Emily approaching the burly offwidth moves near th...
Greg getting into the "choss"
Pitch 5 Traverse
A little ways up pitch one
|Comments on Trundlers Club
|By Dean Hoffman|
Jan 16, 2011
Really, really enjoyed this route, the move to the first bolt on the 4th pitch is a doozie, but the whole route was a blast. On the rap, if you have a 70m rope you should be able to rap, straight to the Triangle of Love ledge, spacious and lovely... Was very glad to have the #4 and a 3.5, but then again I'm a sissy! Beautiful views and straight forward pitches and raps. Go do it!
Nov 7, 2011
Great climb! Lots of variety and well protected. One #4 cam felt like enough to me.
From: flagstaff, az
Nov 12, 2011
Great route, approach is too sketchy to bring the pooch. I'd recommend bringing dbls to #4 and don't forget to eat your Wheaties!!Rap #1 is almost 100ft- watch your tails as you swing in to grab the anchor!! Rap #2 is short down and right. Rap #3 follows a sweet hand crack which has already eaten at least one rope (almost got ours). From Rap #4 we TR'd the first pitch of PMT- intriguing & hard face climbing with safe but spaced bolts: this would make this a very exciting lead. The cracks above look sweet.
From: Flagstaff, AZ
Jan 29, 2012
agree with markguycan - approach is very sketchy for a dog. we brought ours per the approach described (the one with the hand line and the limestone traverse) and he wasn't very happy. on the way back we walked straight down to chicken point and it was no problem - in fact I would recommend this approach if you'd rather have something a bit longer but scenic and mellow, or if you're bringing a dog.

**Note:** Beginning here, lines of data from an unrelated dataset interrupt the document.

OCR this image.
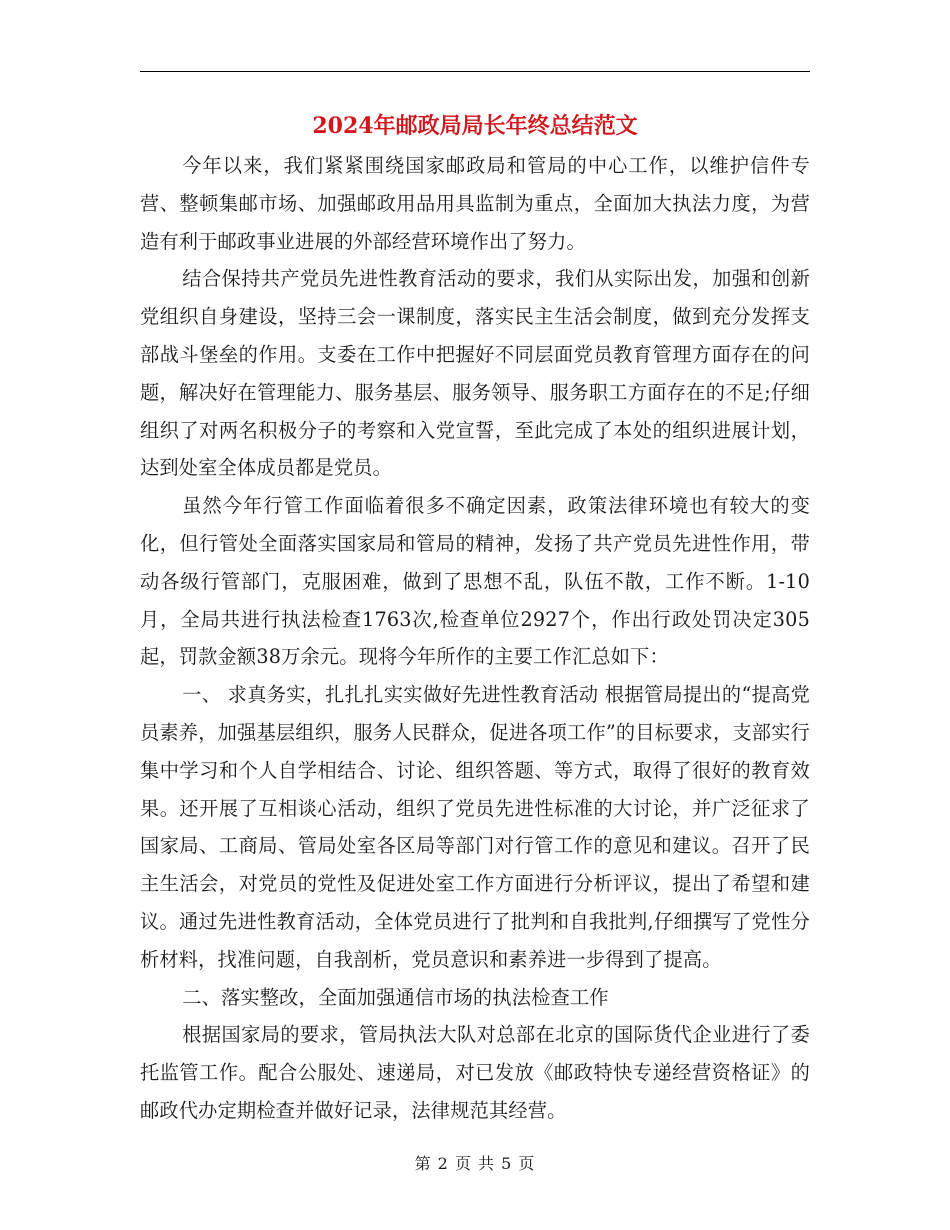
2024年邮政局局长年终总结范文

今年以来，我们紧紧围绕国家邮政局和管局的中心工作，以维护信件专营、整顿集邮市场、加强邮政用品用具监制为重点，全面加大执法力度，为营造有利于邮政事业进展的外部经营环境作出了努力。

结合保持共产党员先进性教育活动的要求，我们从实际出发，加强和创新党组织自身建设，坚持三会一课制度，落实民主生活会制度，做到充分发挥支部战斗堡垒的作用。支委在工作中把握好不同层面党员教育管理方面存在的问题，解决好在管理能力、服务基层、服务领导、服务职工方面存在的不足;仔细组织了对两名积极分子的考察和入党宣誓，至此完成了本处的组织进展计划，达到处室全体成员都是党员。

虽然今年行管工作面临着很多不确定因素，政策法律环境也有较大的变化，但行管处全面落实国家局和管局的精神，发扬了共产党员先进性作用，带动各级行管部门，克服困难，做到了思想不乱，队伍不散，工作不断。1-10月，全局共进行执法检查1763次,检查单位2927个，作出行政处罚决定305起，罚款金额38万余元。现将今年所作的主要工作汇总如下：

一、 求真务实，扎扎扎实实做好先进性教育活动 根据管局提出的“提高党员素养，加强基层组织，服务人民群众，促进各项工作”的目标要求，支部实行集中学习和个人自学相结合、讨论、组织答题、等方式，取得了很好的教育效果。还开展了互相谈心活动，组织了党员先进性标准的大讨论，并广泛征求了国家局、工商局、管局处室各区局等部门对行管工作的意见和建议。召开了民主生活会，对党员的党性及促进处室工作方面进行分析评议，提出了希望和建议。通过先进性教育活动，全体党员进行了批判和自我批判,仔细撰写了党性分析材料，找准问题，自我剖析，党员意识和素养进一步得到了提高。

二、落实整改，全面加强通信市场的执法检查工作

根据国家局的要求，管局执法大队对总部在北京的国际货代企业进行了委托监管工作。配合公服处、速递局，对已发放《邮政特快专递经营资格证》的邮政代办定期检查并做好记录，法律规范其经营。

第 2 页 共 5 页
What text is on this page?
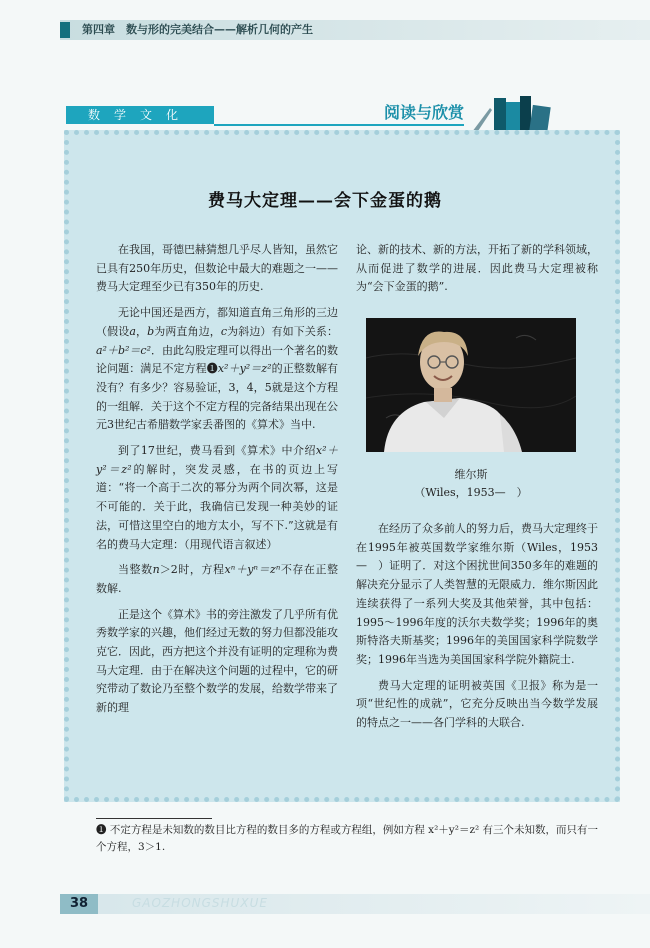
第四章　数与形的完美结合——解析几何的产生
数学文化	阅读与欣赏
费马大定理——会下金蛋的鹅

在我国，哥德巴赫猜想几乎尽人皆知，虽然它已具有250年历史，但数论中最大的难题之一——费马大定理至少已有350年的历史.

无论中国还是西方，都知道直角三角形的三边（假设a，b为两直角边，c为斜边）有如下关系：a²＋b²＝c²．由此勾股定理可以得出一个著名的数论问题：满足不定方程❶x²＋y²＝z²的正整数解有没有？有多少？容易验证，3，4，5就是这个方程的一组解．关于这个不定方程的完备结果出现在公元3世纪古希腊数学家丢番图的《算术》当中.

到了17世纪，费马看到《算术》中介绍x²＋y²＝z²的解时，突发灵感，在书的页边上写道：“将一个高于二次的幂分为两个同次幂，这是不可能的．关于此，我确信已发现一种美妙的证法，可惜这里空白的地方太小，写不下.”这就是有名的费马大定理：（用现代语言叙述）

当整数n＞2时，方程xⁿ＋yⁿ＝zⁿ不存在正整数解.

正是这个《算术》书的旁注激发了几乎所有优秀数学家的兴趣，他们经过无数的努力但都没能攻克它．因此，西方把这个并没有证明的定理称为费马大定理．由于在解决这个问题的过程中，它的研究带动了数论乃至整个数学的发展，给数学带来了新的理

论、新的技术、新的方法，开拓了新的学科领域，从而促进了数学的进展．因此费马大定理被称为“会下金蛋的鹅”.

维尔斯
（Wiles，1953—　）

在经历了众多前人的努力后，费马大定理终于在1995年被英国数学家维尔斯（Wiles，1953—　）证明了．对这个困扰世间350多年的难题的解决充分显示了人类智慧的无限威力．维尔斯因此连续获得了一系列大奖及其他荣誉，其中包括：1995～1996年度的沃尔夫数学奖；1996年的奥斯特洛夫斯基奖；1996年的美国国家科学院数学奖；1996年当选为美国国家科学院外籍院士.

费马大定理的证明被英国《卫报》称为是一项“世纪性的成就”，它充分反映出当今数学发展的特点之一——各门学科的大联合.

❶ 不定方程是未知数的数目比方程的数目多的方程或方程组，例如方程 x²＋y²＝z² 有三个未知数，而只有一个方程，3＞1.
38	GAOZHONGSHUXUE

one of my favorite routes in sedona.
|By Jason Nelson|
From: SLC, UT
Feb 12, 2012
A simple approach is go to Chicken Point and then head up a gully toward the route. Here are GPS directions. bp2.trimbleoutdoors.com/ViewTrip/1515945 (note: we had some backtracking due to getting cliffed out)
Rap Beta: use a 70M rope and rap from the higher anchor on the second rappel. 1st person raps down the corner to easily reach the anchors and ties the rope ends into the anchor. 2nd person raps straight down the steeper face and can be pulled into the anchors. The rope won't go anywhere near the crack this way.
From: Flagstaff, AZ
Mar 25, 2012
Jason, thanks for the approach and rap beta, made it very casual. The route is awesome! Thanks JJ for putting this up!
Jan 17, 2013
Absolutely fantastic route! Gear is abundant and rock is relatively solid. We did it January 16, forecast was for a high of about 60 and temps were gorgeous. One piece of beta, though...
When rapping the route at the second rap station BEAR RIGHT (climber's right)! We went left into the abyss (with 70 meter rope) and the rope ends barely lowered us onto the first pitch ramp where some shenanigans ensued. A 60 would have left us totally screwed.